Charles Ornstein, Tracy Weber, and Dan Nguyen have an excellent ProPublica feature out today examining the conflict-of-interest ridden nexus of pharmaceutical company marketing and medical doctors. In particular, it looks like a lot of pharma’s favorite speakers aren’t exactly the best and the brightest:
Drug companies say they hire the most-respected doctors in their fields for the critical task of teaching about the benefits and risks of their drugs.
But an investigation by ProPublica uncovered hundreds of doctors on company payrolls who had been accused of professional misconduct, were disciplined by state boards or lacked credentials as researchers or specialists.
This story is the first of several planned by ProPublica examining the high-stakes pursuit of the nation’s physicians and their prescription pads. The implications are great for patients, who in the past have been exposed to such heavily marketed drugs as the painkiller Bextra and the diabetes drug Avandia — billion-dollar blockbusters until dangerous side effects emerged.
“Without question the public should care,” said Dr. Joseph Ross, an assistant professor of medicine at Yale School of Medicine who has written about the industry’s influence on physicians. “You would never want your kid learning from a bad teacher. Why would you want your doctor learning from a bad doctor, someone who hasn’t displayed good judgment in the past?”

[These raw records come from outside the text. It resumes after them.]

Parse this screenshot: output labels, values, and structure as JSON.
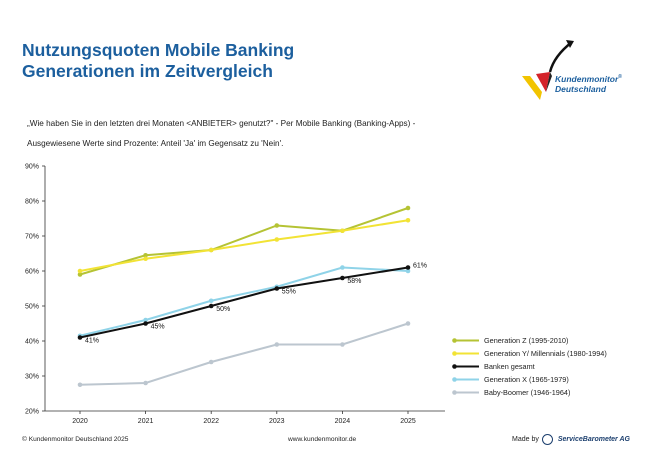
{
  "header": {
    "title_line1": "Nutzungsquoten Mobile Banking",
    "title_line2": "Generationen im Zeitvergleich",
    "question_line1": "„Wie haben Sie in den letzten drei Monaten <ANBIETER> genutzt?\" - Per Mobile Banking (Banking-Apps) -",
    "question_line2": "Ausgewiesene Werte sind Prozente: Anteil 'Ja' im Gegensatz zu 'Nein'."
  },
  "logo": {
    "name_line1": "Kundenmonitor",
    "registered": "®",
    "name_line2": "Deutschland"
  },
  "footer": {
    "copyright": "© Kundenmonitor Deutschland 2025",
    "website": "www.kundenmonitor.de",
    "made_by": "Made by",
    "made_by_brand": "ServiceBarometer AG"
  },
  "chart_data": {
    "type": "line",
    "x": [
      "2020",
      "2021",
      "2022",
      "2023",
      "2024",
      "2025"
    ],
    "ylim": [
      20,
      90
    ],
    "yticks": [
      "20%",
      "30%",
      "40%",
      "50%",
      "60%",
      "70%",
      "80%",
      "90%"
    ],
    "grid": false,
    "legend": "bottom-right",
    "series": [
      {
        "name": "Generation Z (1995-2010)",
        "color": "#b5c334",
        "values": [
          59,
          64.5,
          66,
          73,
          71.5,
          78
        ]
      },
      {
        "name": "Generation Y/ Millennials (1980-1994)",
        "color": "#f2e335",
        "values": [
          60,
          63.5,
          66,
          69,
          71.5,
          74.5
        ]
      },
      {
        "name": "Banken gesamt",
        "color": "#111111",
        "values": [
          41,
          45,
          50,
          55,
          58,
          61
        ],
        "labels": [
          "41%",
          "45%",
          "50%",
          "55%",
          "58%",
          "61%"
        ]
      },
      {
        "name": "Generation X (1965-1979)",
        "color": "#8fd3e8",
        "values": [
          41.5,
          46,
          51.5,
          55.5,
          61,
          60
        ]
      },
      {
        "name": "Baby-Boomer (1946-1964)",
        "color": "#bcc6cf",
        "values": [
          27.5,
          28,
          34,
          39,
          39,
          45
        ]
      }
    ]
  }
}
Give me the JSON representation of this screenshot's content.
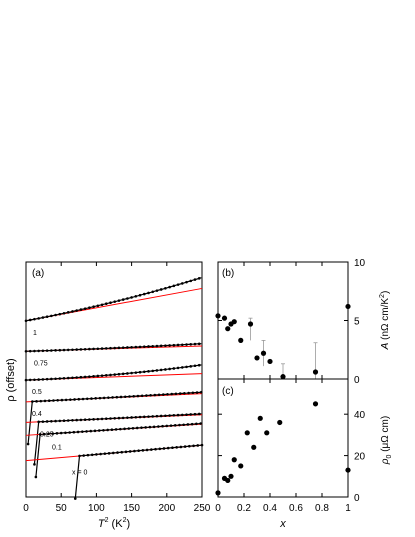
{
  "chart_data": [
    {
      "panel_label": "(a)",
      "type": "line",
      "ylabel": "ρ (offset)",
      "xlabel_prefix": "T",
      "xlabel_sup": "2",
      "xlabel_suffix": " (K",
      "xlabel_unit_sup": "2",
      "xlabel_end": ")",
      "xlim": [
        0,
        250
      ],
      "xticks": [
        "0",
        "50",
        "100",
        "150",
        "200",
        "250"
      ],
      "fit_color": "#ff0000",
      "data_color": "#000000",
      "series": [
        {
          "name": "1",
          "y0": 300,
          "y250": 372,
          "fit_end": 355,
          "curve_start": 0,
          "curvature": 0.55
        },
        {
          "name": "0.75",
          "y0": 248,
          "y250": 262,
          "fit_end": 257,
          "curve_start": 0,
          "curvature": 0.4
        },
        {
          "name": "0.5",
          "y0": 199,
          "y250": 225,
          "fit_end": 210,
          "curve_start": 0,
          "curvature": 0.5
        },
        {
          "name": "0.4",
          "y0": 162,
          "y250": 182,
          "fit_end": 176,
          "curve_start": 3,
          "curvature": 0.2
        },
        {
          "name": "0.25",
          "y0": 127,
          "y250": 144,
          "fit_end": 140,
          "curve_start": 12,
          "curvature": 0.2
        },
        {
          "name": "0.1",
          "y0": 105,
          "y250": 128,
          "fit_end": 124,
          "curve_start": 14,
          "curvature": 0.15
        },
        {
          "name": "x = 0",
          "y0": 62,
          "y250": 90,
          "fit_end": 88,
          "curve_start": 70,
          "curvature": 0.1
        }
      ]
    },
    {
      "panel_label": "(b)",
      "type": "scatter",
      "ylabel_prefix": "A",
      "ylabel_unit": " (nΩ cm/K",
      "ylabel_sup": "2",
      "ylabel_end": ")",
      "xlim": [
        0,
        1
      ],
      "ylim": [
        0,
        10
      ],
      "yticks": [
        "0",
        "5",
        "10"
      ],
      "points": [
        {
          "x": 0.0,
          "y": 5.4
        },
        {
          "x": 0.05,
          "y": 5.2
        },
        {
          "x": 0.075,
          "y": 4.3
        },
        {
          "x": 0.1,
          "y": 4.7
        },
        {
          "x": 0.125,
          "y": 4.9
        },
        {
          "x": 0.175,
          "y": 3.3
        },
        {
          "x": 0.25,
          "y": 4.7
        },
        {
          "x": 0.3,
          "y": 1.8
        },
        {
          "x": 0.35,
          "y": 2.2
        },
        {
          "x": 0.4,
          "y": 1.5
        },
        {
          "x": 0.5,
          "y": 0.2
        },
        {
          "x": 0.75,
          "y": 0.6
        },
        {
          "x": 1.0,
          "y": 6.2
        }
      ],
      "errors": [
        {
          "x": 0.25,
          "lo": 3.3,
          "hi": 5.2
        },
        {
          "x": 0.35,
          "lo": 1.1,
          "hi": 3.3
        },
        {
          "x": 0.5,
          "lo": 0.0,
          "hi": 1.3
        },
        {
          "x": 0.75,
          "lo": 0.0,
          "hi": 3.1
        }
      ]
    },
    {
      "panel_label": "(c)",
      "type": "scatter",
      "ylabel_prefix": "ρ",
      "ylabel_sub": "0",
      "ylabel_unit": " (μΩ cm)",
      "xlabel": "x",
      "xlim": [
        0,
        1
      ],
      "ylim": [
        0,
        57
      ],
      "xticks": [
        "0",
        "0.2",
        "0.4",
        "0.6",
        "0.8",
        "1"
      ],
      "yticks": [
        "0",
        "20",
        "40"
      ],
      "points": [
        {
          "x": 0.0,
          "y": 2
        },
        {
          "x": 0.05,
          "y": 9
        },
        {
          "x": 0.075,
          "y": 8
        },
        {
          "x": 0.1,
          "y": 10
        },
        {
          "x": 0.125,
          "y": 18
        },
        {
          "x": 0.175,
          "y": 15
        },
        {
          "x": 0.225,
          "y": 31
        },
        {
          "x": 0.275,
          "y": 24
        },
        {
          "x": 0.325,
          "y": 38
        },
        {
          "x": 0.375,
          "y": 31
        },
        {
          "x": 0.475,
          "y": 36
        },
        {
          "x": 0.75,
          "y": 45
        },
        {
          "x": 1.0,
          "y": 13
        }
      ]
    }
  ]
}
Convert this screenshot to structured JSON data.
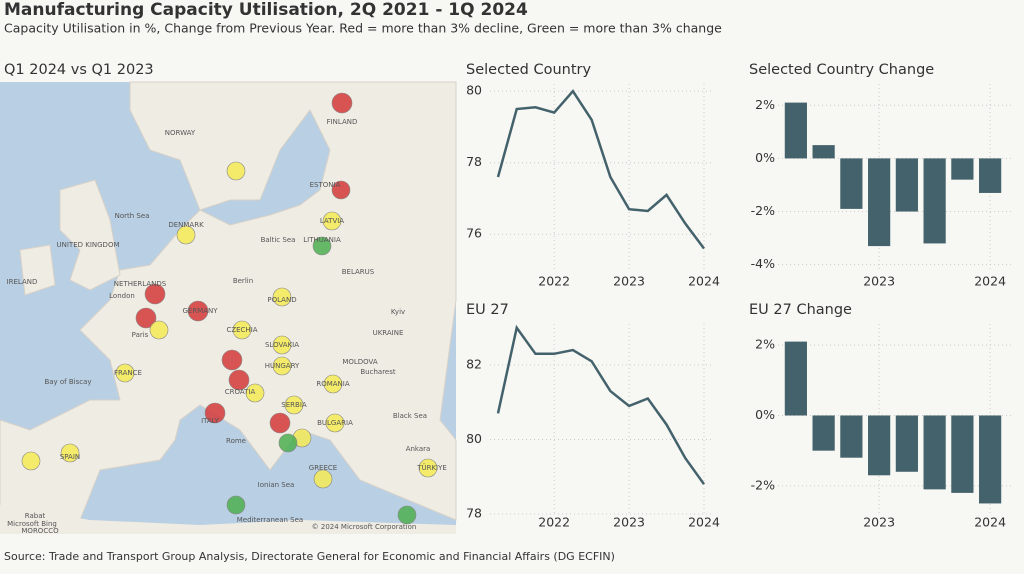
{
  "title": "Manufacturing Capacity Utilisation, 2Q 2021 - 1Q 2024",
  "subtitle": "Capacity Utilisation in %, Change from Previous Year. Red = more than 3% decline, Green = more than 3% change",
  "source": "Source: Trade and Transport Group Analysis, Directorate General for Economic and Financial Affairs (DG ECFIN)",
  "map": {
    "title": "Q1 2024 vs Q1 2023",
    "labels": [
      "NORWAY",
      "FINLAND",
      "North Sea",
      "UNITED KINGDOM",
      "IRELAND",
      "DENMARK",
      "NETHERLANDS",
      "London",
      "Berlin",
      "POLAND",
      "GERMANY",
      "Paris",
      "CZECHIA",
      "FRANCE",
      "Bay of Biscay",
      "SLOVAKIA",
      "HUNGARY",
      "UKRAINE",
      "Kyiv",
      "BELARUS",
      "LITHUANIA",
      "LATVIA",
      "ESTONIA",
      "Baltic Sea",
      "MOLDOVA",
      "ROMANIA",
      "Bucharest",
      "CROATIA",
      "SERBIA",
      "BULGARIA",
      "Black Sea",
      "Rome",
      "ITALY",
      "SPAIN",
      "GREECE",
      "Ankara",
      "TÜRKIYE",
      "Ionian Sea",
      "Mediterranean Sea",
      "Rabat",
      "MOROCCO",
      "© 2024 Microsoft Corporation",
      "Microsoft Bing"
    ]
  },
  "chart_data": [
    {
      "type": "line",
      "title": "Selected Country",
      "color": "#44626b",
      "x": [
        2021.25,
        2021.5,
        2021.75,
        2022,
        2022.25,
        2022.5,
        2022.75,
        2023,
        2023.25,
        2023.5,
        2023.75,
        2024
      ],
      "values": [
        77.6,
        79.5,
        79.55,
        79.4,
        80.0,
        79.2,
        77.6,
        76.7,
        76.65,
        77.1,
        76.3,
        75.6
      ],
      "xlim": [
        2021.25,
        2024
      ],
      "xticks": [
        2022,
        2023,
        2024
      ],
      "ylim": [
        75,
        80.2
      ],
      "yticks": [
        76,
        78,
        80
      ],
      "grid": true
    },
    {
      "type": "bar",
      "title": "Selected Country Change",
      "color": "#44626b",
      "x": [
        2022.25,
        2022.5,
        2022.75,
        2023,
        2023.25,
        2023.5,
        2023.75,
        2024
      ],
      "values": [
        2.1,
        0.5,
        -1.9,
        -3.3,
        -2.0,
        -3.2,
        -0.8,
        -1.3
      ],
      "xlim": [
        2022.125,
        2024.125
      ],
      "xticks": [
        2023,
        2024
      ],
      "ylim": [
        -4.2,
        2.8
      ],
      "yticks": [
        {
          "value": -4,
          "label": "-4%"
        },
        {
          "value": -2,
          "label": "-2%"
        },
        {
          "value": 0,
          "label": "0%"
        },
        {
          "value": 2,
          "label": "2%"
        }
      ],
      "grid": true
    },
    {
      "type": "line",
      "title": "EU 27",
      "color": "#44626b",
      "x": [
        2021.25,
        2021.5,
        2021.75,
        2022,
        2022.25,
        2022.5,
        2022.75,
        2023,
        2023.25,
        2023.5,
        2023.75,
        2024
      ],
      "values": [
        80.7,
        83.0,
        82.3,
        82.3,
        82.4,
        82.1,
        81.3,
        80.9,
        81.1,
        80.4,
        79.5,
        78.8
      ],
      "xlim": [
        2021.25,
        2024
      ],
      "xticks": [
        2022,
        2023,
        2024
      ],
      "ylim": [
        78,
        83.1
      ],
      "yticks": [
        78,
        80,
        82
      ],
      "grid": true
    },
    {
      "type": "bar",
      "title": "EU 27 Change",
      "color": "#44626b",
      "x": [
        2022.25,
        2022.5,
        2022.75,
        2023,
        2023.25,
        2023.5,
        2023.75,
        2024
      ],
      "values": [
        2.1,
        -1.0,
        -1.2,
        -1.7,
        -1.6,
        -2.1,
        -2.2,
        -2.5
      ],
      "xlim": [
        2022.125,
        2024.125
      ],
      "xticks": [
        2023,
        2024
      ],
      "ylim": [
        -2.8,
        2.6
      ],
      "yticks": [
        {
          "value": -2,
          "label": "-2%"
        },
        {
          "value": 0,
          "label": "0%"
        },
        {
          "value": 2,
          "label": "2%"
        }
      ],
      "grid": true
    }
  ]
}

To take this in a new media direction rather than a health care direction, the need for someone to undertake projects like this is why it’s important for at least some philanthropic effort to be dedicated to ventures like ProPublica that aren’t working on the minute-to-minute news cycle. The good news is that thanks to digital technology the funds that were invested in the reporting of this feature have a dramatically higher payoff than they otherwise would have.
For one thing, people all over the country—all over the world, in fact—now have the opportunity to read it rather than the audience being restricted to one metropolitan area. For another thing, the research at the core of the article isn’t sitting around in a filing cabinet somewhere—ProPublica’s created an online searchable and sortable database that will be useful to the public and to other researchers and reporters. Last and probably most important, people who don’t read this story today will be able to find it tomorrow and next week and next month and even next year. Lots of important journalism isn’t really about “the news” in the sense of “stuff that happened yesterday” and the Internet makes it much more viable to put things out there that kind of float independently of specific timing.